Une maladie incurable qui rappelle l’importance vitale du vaccin
La PESS reste aujourd’hui une maladie sans traitement curatif. Les protocoles disponibles peuvent, dans certains cas, ralentir sa progression, mais ils ne l’arrêtent pas. L’évolution se déroule le plus souvent sur quelques mois à quelques années, marquée par une dégradation neurologique progressive : troubles cognitifs, crises, perte de l’autonomie, puis coma. Elle survient presque exclusivement chez des enfants ayant contracté la rougeole très jeunes, et sa fréquence remonte partout où la couverture vaccinale recule. Or, ces derniers mois, plusieurs pays européens font face à une résurgence préoccupante de foyers épidémiques, la France comprise. Ce drame silencieux replace la vaccination ROR (rougeole, oreillons, rubéole) au cœur d’un enjeu de santé publique que beaucoup pensaient dépassé. Vacciner les tout-petits, c’est aussi les protéger d’une maladie qui pourrait ne se déclarer que bien plus tard, à un âge où plus personne n’y pense. Voici ce qu’il faut surveiller : chez un enfant ayant eu la rougeole avant deux ans, toute apparition inexpliquée de troubles cognitifs, de chutes ou de mouvements anormaux mérite un avis neurologique, même plusieurs années après l’infection.

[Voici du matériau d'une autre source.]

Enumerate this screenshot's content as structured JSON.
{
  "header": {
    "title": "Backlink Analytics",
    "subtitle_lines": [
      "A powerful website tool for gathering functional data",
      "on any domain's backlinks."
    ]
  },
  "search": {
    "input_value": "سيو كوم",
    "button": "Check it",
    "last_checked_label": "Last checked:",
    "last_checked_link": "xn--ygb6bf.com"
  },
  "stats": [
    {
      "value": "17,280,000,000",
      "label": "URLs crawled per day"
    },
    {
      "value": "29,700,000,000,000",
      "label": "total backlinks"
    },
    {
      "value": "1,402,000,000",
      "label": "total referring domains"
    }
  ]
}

Sept ans de sursis, quelques mois de déclin, et une maladie que la médecine sait décrire sans savoir la guérir : la PESS rappelle qu’aucune rougeole n’est vraiment banale. Face à la résurgence des foyers épidémiques observée en Europe en ce moment, la vigilance vaccinale et la surveillance neurologique après infection deviennent les seules armes réellement disponibles. Une question demeure : combien de familles, aujourd’hui rassurées par le souvenir d’une rougeole passée sans dommage, mesurent vraiment ce que la science ignore encore de ce virus dont on croyait avoir fait le tour ? Selon les informations relayées par Santé publique France sur l’évolution récente de la couverture vaccinale, la vigilance reste plus que jamais d’actualité.